Example 1: Determine whether the series is absolutely convergent, conditionally convergent, or divergent. (a) $\sum_{n=1}^\infty\frac{n}{5^n}$; (b) $\sum_{n=1}^\infty\frac{10^n}{(n+1)4^{2n+1}}$; (c) $\sum_{n=1}^\infty\frac{\cos(n\pi/3)}{n!}$; (d) $\sum_{n=1}^\infty(1+1/n)^{n^2}$.

Hint: (a, b) Use the ratio test. (b) Compare the $|\frac{\cos(n\pi/3)}{n!}|$ with $\frac{1}{n!}$. (d) Note that $\lim_{n\to\infty}(1+1/n)^{n^2}=\infty$.

Example 2: The terms of a series are defined recursively by the equations $a_1 = 2, a_{n+1}=\frac{5n+1}{4n+3}a_n$. Determine whether $\sum a_n$ converges or diverges.

Hint: Note that the sequence is (ultimately) increasing and hence does not converge to $0$.

Example 3: For what values of $x$ does the series $\sum_{n=1}^\infty\frac{(x-2)^n}{n^2+1}$ converge?

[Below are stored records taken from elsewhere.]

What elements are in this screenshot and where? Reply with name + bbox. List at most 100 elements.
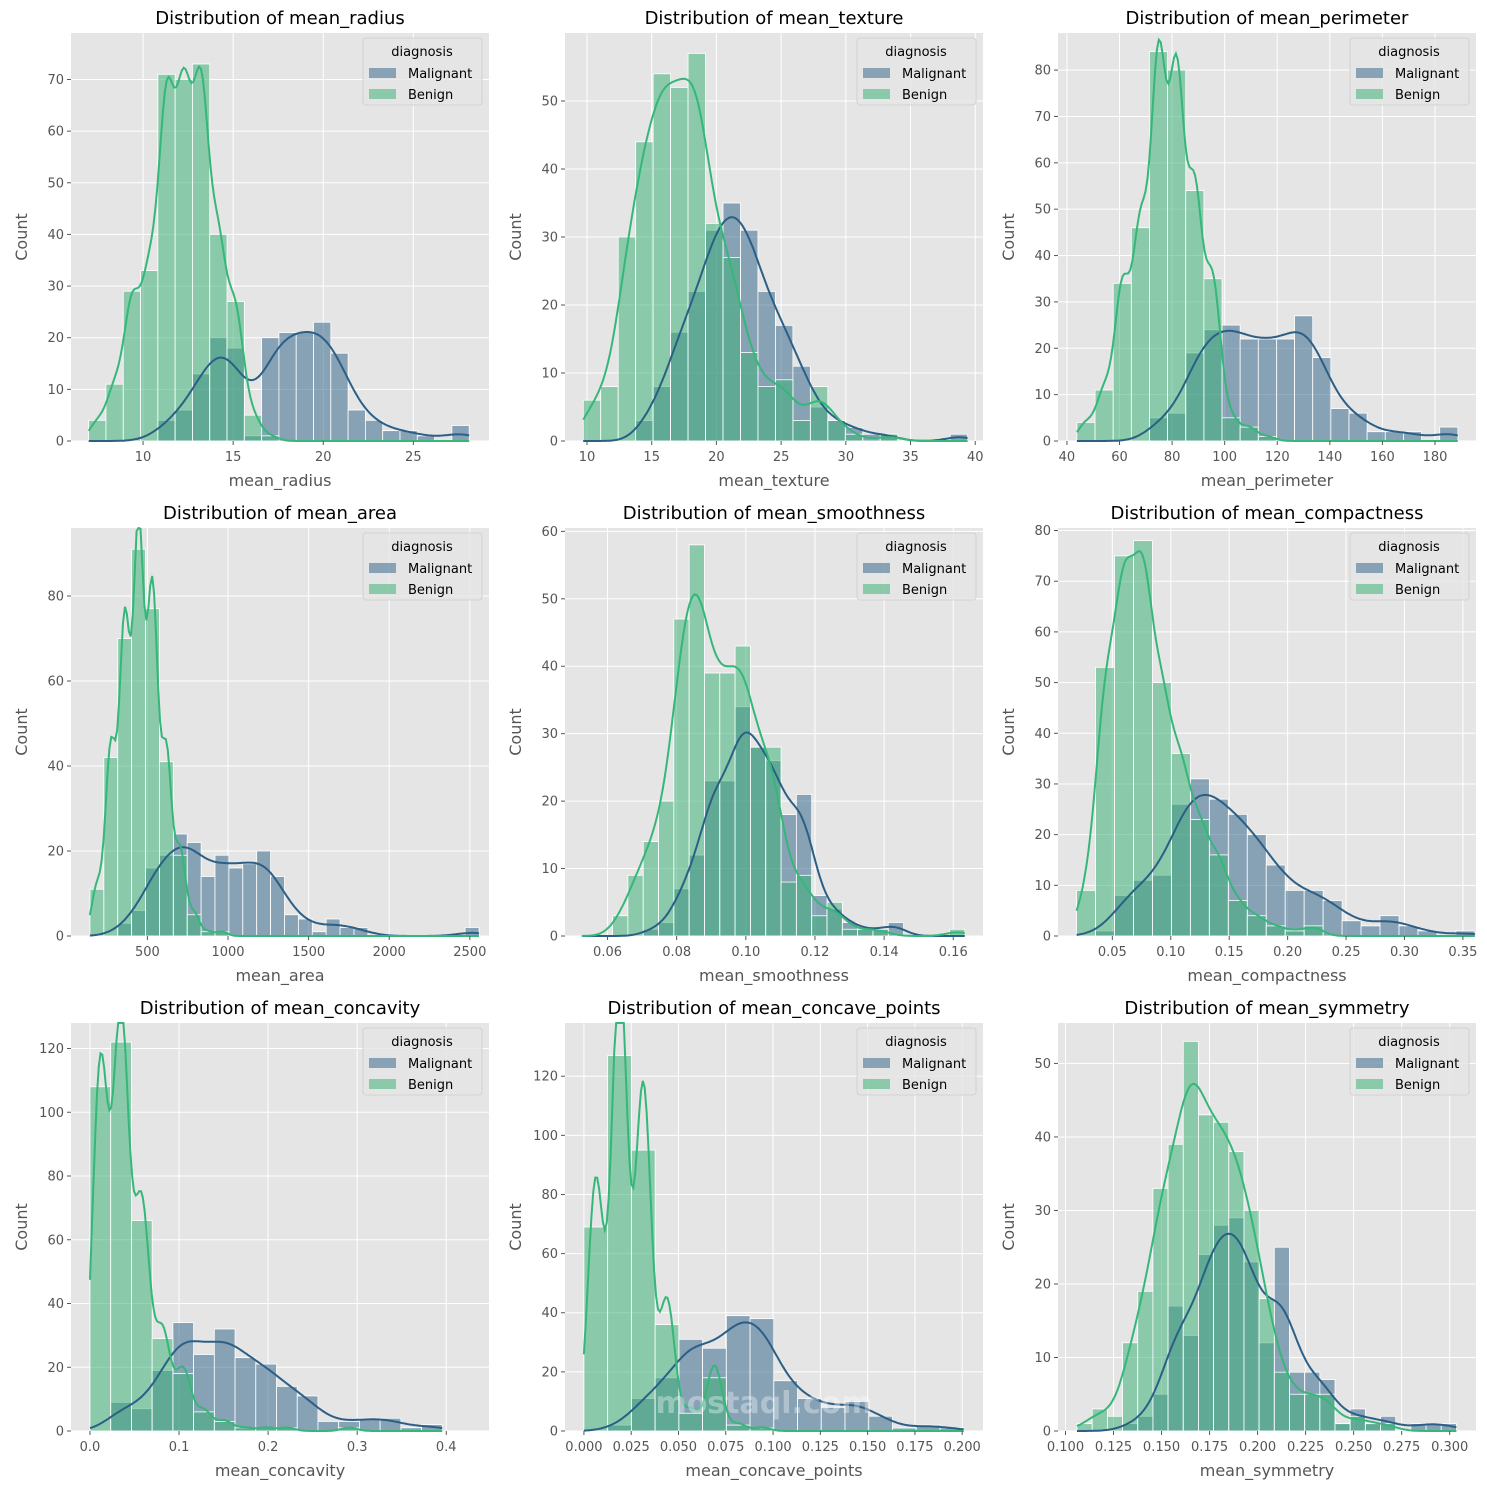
x-tick-label: 0.10: [1156, 945, 1185, 960]
legend-swatch-benign: [369, 1079, 396, 1089]
legend-swatch-malignant: [369, 563, 396, 573]
legend-box: [1349, 532, 1470, 601]
chart-title: Distribution of mean_compactness: [1111, 503, 1424, 524]
x-tick-label: 180: [1423, 450, 1448, 465]
x-tick-label: 0.025: [613, 1440, 650, 1455]
y-tick-label: 120: [39, 1042, 64, 1057]
x-tick-label: 15: [225, 450, 242, 465]
kde-line-benign: [1076, 37, 1458, 442]
bar-benign: [1319, 1393, 1336, 1432]
x-tick-label: 0.175: [1191, 1440, 1228, 1455]
y-tick-label: 60: [47, 675, 64, 690]
y-tick-label: 30: [47, 280, 64, 295]
legend-swatch-malignant: [863, 1058, 890, 1068]
x-tick-label: 120: [1265, 450, 1290, 465]
series-benign: [1076, 51, 1277, 442]
y-tick-label: 60: [1034, 156, 1051, 171]
kde-line-benign: [581, 593, 965, 937]
legend-label-malignant: Malignant: [408, 562, 472, 577]
bar-benign: [131, 1220, 153, 1432]
y-tick-label: 50: [1034, 676, 1051, 691]
legend-title: diagnosis: [391, 45, 453, 60]
y-axis-label: Count: [506, 708, 525, 756]
bar-malignant: [1341, 920, 1362, 937]
legend-label-malignant: Malignant: [1395, 67, 1459, 82]
bar-malignant: [365, 419, 384, 442]
bar-benign: [174, 79, 193, 442]
x-tick-label: 0.175: [896, 1440, 933, 1455]
y-tick-label: 40: [47, 1297, 64, 1312]
bar-benign: [635, 141, 654, 442]
bar-benign: [1273, 1371, 1290, 1432]
y-tick-label: 30: [1034, 1204, 1051, 1219]
legend-label-benign: Benign: [1395, 583, 1440, 598]
legend-swatch-benign: [1356, 1079, 1383, 1089]
bar-benign: [827, 420, 846, 442]
legend-title: diagnosis: [1378, 1035, 1440, 1050]
x-tick-label: 0.050: [660, 1440, 697, 1455]
y-tick-label: 80: [47, 1170, 64, 1185]
legend-box: [1349, 37, 1470, 106]
x-tick-label: 25: [405, 450, 422, 465]
legend-label-benign: Benign: [902, 88, 947, 103]
x-tick-label: 160: [1370, 450, 1395, 465]
bar-malignant: [451, 425, 470, 442]
y-tick-label: 60: [541, 525, 558, 540]
y-tick-label: 0: [56, 930, 64, 945]
legend: diagnosis Malignant Benign: [856, 1027, 977, 1096]
x-tick-label: 0.150: [849, 1440, 886, 1455]
bar-benign: [88, 419, 107, 442]
bar-benign: [1076, 422, 1096, 442]
x-axis-label: mean_perimeter: [1201, 471, 1334, 491]
bar-benign: [844, 433, 864, 442]
bar-malignant: [464, 927, 480, 937]
legend-box: [362, 532, 483, 601]
legend-box: [856, 1027, 977, 1096]
legend-swatch-benign: [863, 89, 890, 99]
y-tick-label: 10: [1034, 1351, 1051, 1366]
y-tick-label: 30: [541, 231, 558, 246]
y-tick-label: 80: [47, 590, 64, 605]
bar-benign: [1167, 1143, 1184, 1432]
x-tick-label: 0.0: [80, 1440, 101, 1455]
bar-benign: [1304, 1393, 1321, 1432]
watermark-logo: mostaql.com: [655, 1386, 872, 1421]
y-tick-label: 10: [1034, 879, 1051, 894]
bar-benign: [750, 746, 767, 937]
legend: diagnosis Malignant Benign: [362, 532, 483, 601]
legend-box: [856, 37, 977, 106]
bar-benign: [1284, 930, 1305, 937]
bar-benign: [1114, 555, 1134, 937]
x-tick-label: 0.275: [1383, 1440, 1420, 1455]
legend-swatch-benign: [1356, 89, 1383, 99]
x-axis-label: mean_concavity: [215, 1461, 345, 1481]
y-tick-label: 20: [541, 795, 558, 810]
y-tick-label: 50: [1034, 203, 1051, 218]
legend-box: [1349, 1027, 1470, 1096]
bar-benign: [226, 301, 245, 442]
x-tick-label: 15: [643, 450, 660, 465]
x-tick-label: 0.08: [662, 945, 691, 960]
subplot-mean_concavity: 0 20 40 60 80 100 120 0.0 0.1 0.2 0.3 0.4 Distributi…: [12, 998, 489, 1481]
legend-swatch-malignant: [863, 563, 890, 573]
x-tick-label: 0.25: [1332, 945, 1361, 960]
legend-swatch-malignant: [1356, 68, 1383, 78]
kde-line-benign: [582, 77, 968, 442]
subplot-mean_perimeter: 0 10 20 30 40 50 60 70 80 40 60 80 100 120 140 160 180 Di…: [999, 8, 1476, 491]
x-tick-label: 0.14: [870, 945, 899, 960]
y-tick-label: 10: [541, 862, 558, 877]
subplot-mean_area: 0 20 40 60 80 500 1000 1500 2000 2500 Distribution…: [12, 503, 489, 986]
legend-box: [362, 1027, 483, 1096]
legend: diagnosis Malignant Benign: [856, 532, 977, 601]
bar-benign: [1198, 1114, 1214, 1432]
y-tick-label: 70: [1034, 110, 1051, 125]
y-tick-label: 30: [1034, 777, 1051, 792]
x-axis-label: mean_compactness: [1187, 966, 1346, 986]
x-tick-label: 0.35: [1448, 945, 1477, 960]
bar-benign: [1203, 278, 1223, 442]
bar-benign: [704, 672, 721, 937]
legend-title: diagnosis: [885, 45, 947, 60]
legend-swatch-malignant: [1356, 1058, 1383, 1068]
y-tick-label: 70: [47, 73, 64, 88]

Hint: If $x=2$, the series converges apparently. Otherwise, observe that $\lim_{n\to\infty}|a_{n+1}/a_n| = |x-2|$. The ratio test shows that if $1 then the series converges and if $x<1$ or $x>3$ then the series diverges. If $x = 1$, then the series converges by the alternating series test. If $x=3$, then the series converges by the integral test. Therefore the series converges if and only if $1\leq x \leq 3$.

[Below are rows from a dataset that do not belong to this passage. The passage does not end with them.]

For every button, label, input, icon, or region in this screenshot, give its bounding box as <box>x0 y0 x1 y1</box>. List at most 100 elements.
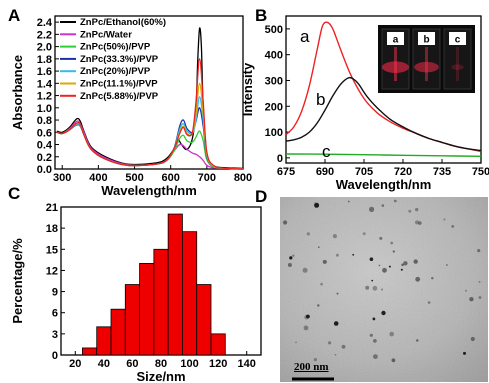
cuvette-glow <box>381 61 410 73</box>
legend-label: ZnPc/Water <box>80 29 132 40</box>
particle <box>292 254 295 257</box>
y-tick-label: 100 <box>265 127 283 139</box>
particle <box>303 325 309 331</box>
y-axis-title: Intensity <box>240 62 255 116</box>
y-tick-label: 6 <box>52 308 58 320</box>
bar <box>153 248 169 356</box>
cuvette-label-box <box>449 32 466 45</box>
y-tick-label: 500 <box>265 24 283 36</box>
x-tick-label: 800 <box>234 172 252 184</box>
y-tick-label: 0 <box>277 153 283 165</box>
particle <box>389 331 394 337</box>
x-tick-label: 300 <box>53 172 71 184</box>
y-tick-label: 18 <box>46 223 58 235</box>
particle <box>322 259 327 264</box>
y-tick-label: 400 <box>265 50 283 62</box>
legend-label: ZnPc(20%)/PVP <box>80 66 151 77</box>
particle <box>287 263 292 267</box>
particle <box>415 220 419 225</box>
x-tick-label: 720 <box>394 166 412 178</box>
particle <box>391 358 396 363</box>
y-tick-label: 21 <box>46 202 58 214</box>
y-tick-label: 12 <box>46 265 58 277</box>
curve-label-a: a <box>300 27 310 46</box>
particle <box>379 236 383 240</box>
plot-frame <box>285 15 482 164</box>
cuvette-glow <box>451 64 464 70</box>
particle <box>369 333 373 337</box>
y-tick-label: 1.6 <box>37 66 52 78</box>
particle <box>332 234 337 239</box>
particle <box>478 296 482 299</box>
cuvette-beam <box>425 47 428 81</box>
particle <box>443 218 446 221</box>
particle <box>401 263 404 267</box>
x-tick-label: 690 <box>316 166 334 178</box>
particle <box>381 288 383 291</box>
legend-label: ZnPc(5.88%)/PVP <box>80 91 159 102</box>
x-axis-title: Size/nm <box>136 369 185 383</box>
y-tick-label: 0 <box>52 350 58 362</box>
y-axis-title: Percentage/% <box>10 238 25 324</box>
particle <box>431 277 434 280</box>
cuvette <box>412 28 441 90</box>
cuvette-beam <box>394 47 397 81</box>
particle <box>369 257 374 261</box>
series-line-6 <box>56 58 244 170</box>
particle <box>317 246 320 249</box>
x-axis-title: Wavelength/nm <box>336 177 432 192</box>
x-tick-label: 400 <box>89 172 107 184</box>
particle <box>408 209 412 213</box>
bar <box>110 308 126 356</box>
particle <box>352 253 355 256</box>
y-tick-label: 0.8 <box>37 115 52 127</box>
particle <box>403 261 408 266</box>
particle <box>302 267 308 273</box>
panel-label-d: D <box>255 187 268 206</box>
particle <box>478 281 481 283</box>
cuvette-label-box <box>387 32 404 45</box>
legend-label: ZnPc/Ethanol(60%) <box>80 17 166 28</box>
sem-image: 200 nm <box>280 197 488 382</box>
legend-label: ZnPc(11.1%)/PVP <box>80 79 158 90</box>
particle <box>369 206 375 212</box>
cuvette <box>381 28 410 90</box>
y-tick-label: 1.4 <box>37 78 53 90</box>
x-tick-label: 500 <box>125 172 143 184</box>
particle <box>283 220 288 225</box>
particle <box>400 268 403 271</box>
particle <box>415 207 419 212</box>
y-axis-title: Absorbance <box>10 55 25 130</box>
x-tick-label: 20 <box>69 358 81 370</box>
particle <box>320 282 323 286</box>
particle <box>306 232 310 236</box>
particle <box>372 317 376 321</box>
particle <box>469 297 474 302</box>
particle <box>451 225 455 228</box>
y-tick-label: 9 <box>52 287 58 299</box>
particle <box>365 285 370 290</box>
curve-label-b: b <box>316 90 325 109</box>
bar <box>82 347 98 356</box>
particle <box>306 314 310 319</box>
particle <box>295 341 297 344</box>
y-tick-label: 1.2 <box>37 91 52 103</box>
particle <box>373 339 377 343</box>
particle <box>477 249 481 253</box>
particle <box>372 285 378 291</box>
y-tick-label: 0.2 <box>37 152 52 164</box>
bar <box>139 262 155 356</box>
bar <box>124 284 140 356</box>
y-tick-label: 2.2 <box>37 29 52 41</box>
particle <box>382 267 387 273</box>
y-tick-label: 0.4 <box>37 140 53 152</box>
bar <box>167 213 183 356</box>
particle <box>328 341 332 345</box>
particle <box>373 354 378 359</box>
x-tick-label: 675 <box>277 166 295 178</box>
y-tick-label: 200 <box>265 101 283 113</box>
particle <box>381 204 385 207</box>
panel-label-c: C <box>8 184 21 203</box>
y-tick-label: 0.6 <box>37 127 52 139</box>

Example 4: Test the series for convergence or divergence. (a) $\sum_{n=1}^\infty (-1)^{n+1}\frac{n^2}{n^3+4}$; (b) $\sum_{n=1}^\infty(-1)^n\sin(\pi/n)$.

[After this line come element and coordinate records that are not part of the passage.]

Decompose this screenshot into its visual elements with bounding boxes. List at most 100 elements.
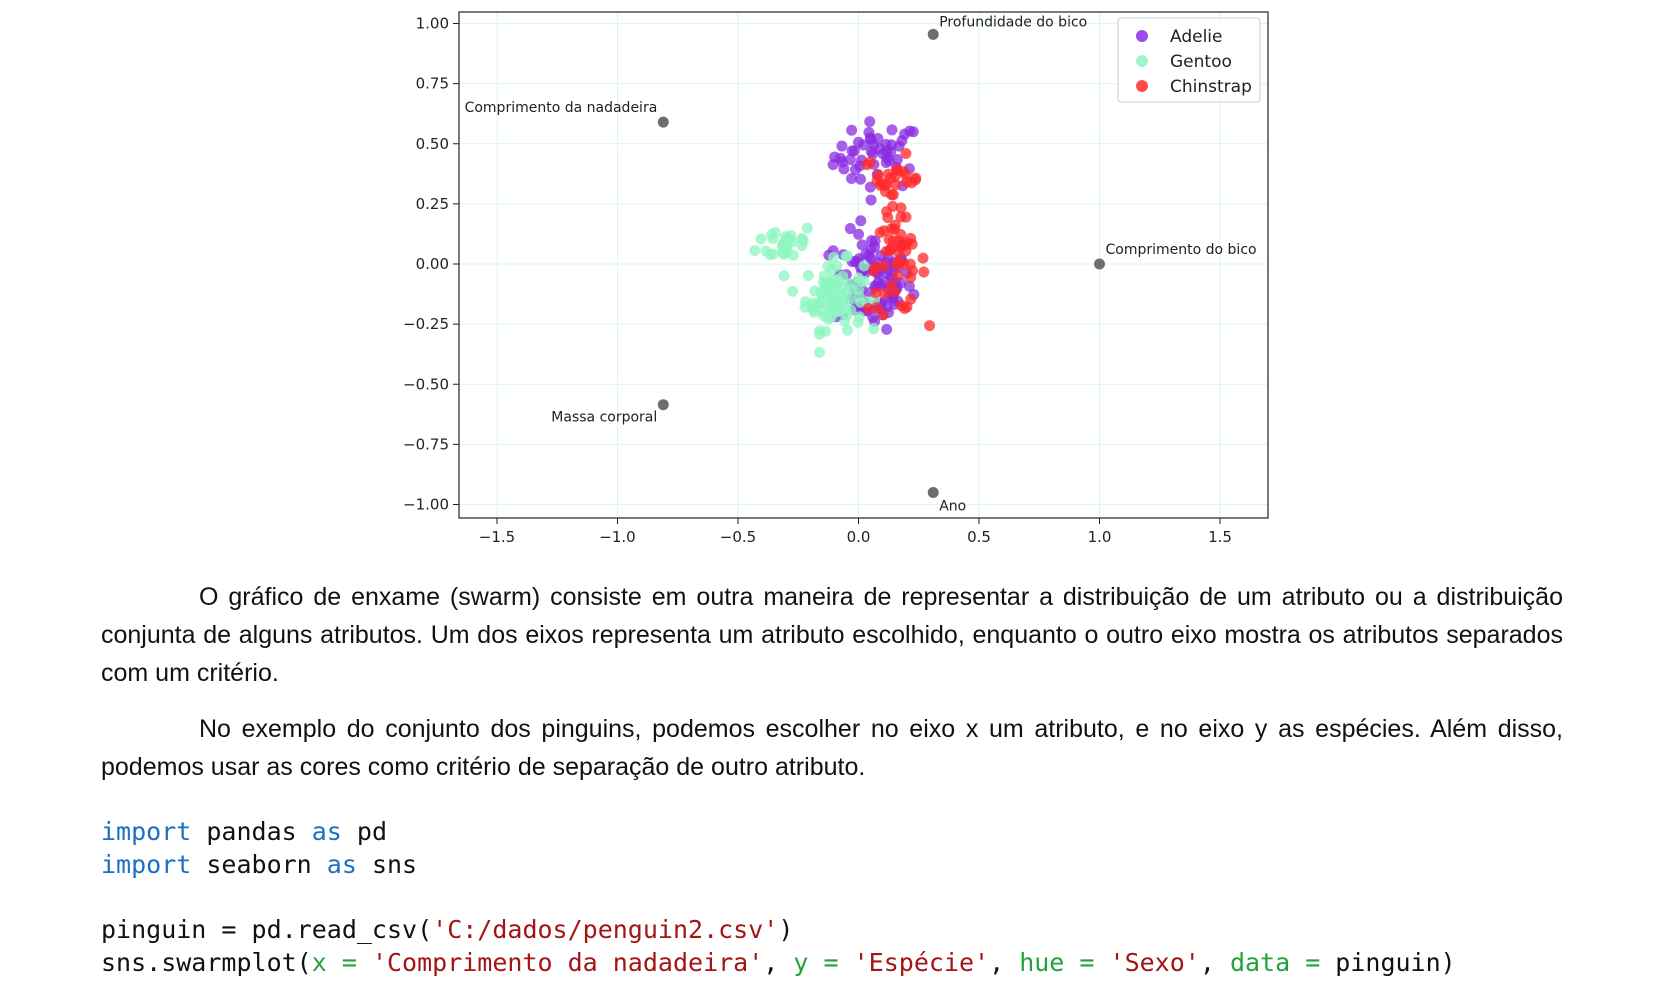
data-point-adelie [886,124,898,136]
loading-label: Ano [939,498,966,514]
code-line-read-csv: pinguin = pd.read_csv('C:/dados/penguin2… [101,913,793,946]
data-point-adelie [846,173,858,185]
loading-point [927,28,939,40]
data-point-gentoo [755,233,767,245]
data-point-adelie [869,241,881,253]
data-point-adelie [853,228,865,240]
y-tick-label: 0.50 [416,135,449,153]
chart-svg: −1.5 −1.0 −0.5 0.0 0.5 1.0 1.5 1.00 0.75 0.50 0.25… [403,11,1269,546]
legend-marker-chinstrap [1136,80,1148,92]
data-point-adelie [855,173,867,185]
data-point-gentoo [828,251,840,263]
data-point-chinstrap [905,293,917,305]
data-point-gentoo [852,284,864,296]
data-point-adelie [863,250,875,262]
code-text: , [1199,948,1230,977]
data-point-chinstrap [895,229,907,241]
data-point-chinstrap [882,212,894,224]
paragraph-penguin-example: No exemplo do conjunto dos pinguins, pod… [101,715,1563,781]
x-tick-label: −1.0 [599,528,635,546]
data-point-adelie [907,126,919,138]
y-tick-label: −0.25 [403,315,449,333]
code-line-import-pandas: import pandas as pd [101,815,387,848]
data-point-chinstrap [874,226,886,238]
data-point-gentoo [749,244,761,256]
code-text: pinguin = pd.read_csv( [101,915,433,944]
data-point-gentoo [826,264,838,276]
code-text: seaborn [191,850,327,879]
code-text [357,948,372,977]
data-point-chinstrap [906,238,918,250]
code-keyword: import [101,817,192,846]
data-point-gentoo [852,316,864,328]
code-text [839,948,854,977]
data-point-gentoo [854,296,866,308]
x-tick-label: 1.5 [1208,528,1232,546]
code-line-swarmplot: sns.swarmplot(x = 'Comprimento da nadade… [101,946,1456,979]
data-point-gentoo [816,289,828,301]
data-point-gentoo [764,249,776,261]
code-keyword: as [311,817,342,846]
loading-label: Comprimento do bico [1106,242,1257,258]
data-point-chinstrap [924,320,936,332]
loading-point [1094,258,1105,270]
code-text: pd [341,817,387,846]
data-point-gentoo [814,346,826,358]
data-point-chinstrap [871,302,883,314]
loading-point [927,486,939,498]
data-point-gentoo [816,305,828,317]
data-point-adelie [875,279,887,291]
data-point-chinstrap [891,164,903,176]
data-point-gentoo [844,293,856,305]
data-point-adelie [881,323,893,335]
code-string: 'C:/dados/penguin2.csv' [432,915,779,944]
code-text: ) [778,915,794,944]
data-point-adelie [856,239,868,251]
data-point-adelie [846,145,858,157]
data-point-adelie [850,164,862,176]
y-tick-label: 1.00 [416,15,449,33]
data-point-chinstrap [885,279,897,291]
data-point-adelie [836,140,848,152]
code-keyword: import [101,850,192,879]
data-point-chinstrap [892,269,904,281]
code-param: x = [311,948,357,977]
y-tick-label: 0.75 [416,75,449,93]
legend-label-adelie: Adelie [1170,27,1223,47]
code-text: pinguin) [1320,948,1456,977]
data-point-gentoo [800,296,812,308]
data-point-chinstrap [887,189,899,201]
x-tick-label: −0.5 [720,528,756,546]
data-point-chinstrap [878,288,890,300]
data-point-chinstrap [894,241,906,253]
data-point-gentoo [802,269,814,281]
code-param: data = [1229,948,1321,977]
data-point-gentoo [858,260,870,272]
data-point-gentoo [841,324,853,336]
x-tick-label: 0.0 [847,528,871,546]
data-point-chinstrap [861,159,873,171]
data-point-gentoo [781,245,793,257]
y-tick-label: −0.50 [403,375,449,393]
code-text: pandas [191,817,312,846]
data-point-adelie [865,194,877,206]
data-point-chinstrap [900,147,912,159]
loading-label: Massa corporal [551,410,657,426]
data-point-chinstrap [891,258,903,270]
data-point-adelie [855,215,867,227]
data-point-adelie [893,140,905,152]
data-point-chinstrap [907,265,919,277]
data-point-gentoo [778,270,790,282]
data-point-adelie [885,146,897,158]
data-point-adelie [844,223,856,235]
data-point-chinstrap [874,179,886,191]
data-point-adelie [864,116,876,128]
code-text: , [763,948,794,977]
code-line-import-seaborn: import seaborn as sns [101,848,417,881]
data-point-adelie [864,132,876,144]
data-point-chinstrap [917,252,929,264]
loading-label: Comprimento da nadadeira [465,100,658,116]
data-point-gentoo [823,313,835,325]
data-point-gentoo [854,275,866,287]
code-string: 'Comprimento da nadadeira' [371,948,764,977]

Hint: (a) Note that this is an alternating sequence, $(n+1)^2/((n+1)^3+4) < n^2/(n^3+4)$ for all $n > 1$ and $n^2/(n^3+4)\to 0$ as $n\to\infty$. (b) Note that this is an alternating sequence, $\sin(\pi/n+1) < \sin(\pi/n)$ for all $n > 1$ and $\sin(\pi/n)\to 0$ as $n\to\infty$.

Example 5: Show that the series $\sum_{n=1}^\infty \frac{(-1)^{n+1}}{n^6}$ is convergent. How many terms of the series do we need to add in order to find the sum to the accuracy of $0.00005$?

Solution: Note that this is an alternating series, $1/(n+1)^6 < 1/n^6$ for all $n$ and $1/n^6\to 0$ as $n\to\infty$. By the alternating series test, the series converges. For alternating series, the error between $s_n$ (the partial sum of the first $n$ terms) and the sum of the series is bounded by $a_{n+1}$. In order to find the sum to the accuracy of $0.00005$, it is sufficient to find $n$ such that $1/(n+1)^6 < 0.00005$, hence $n = 5$ suffices.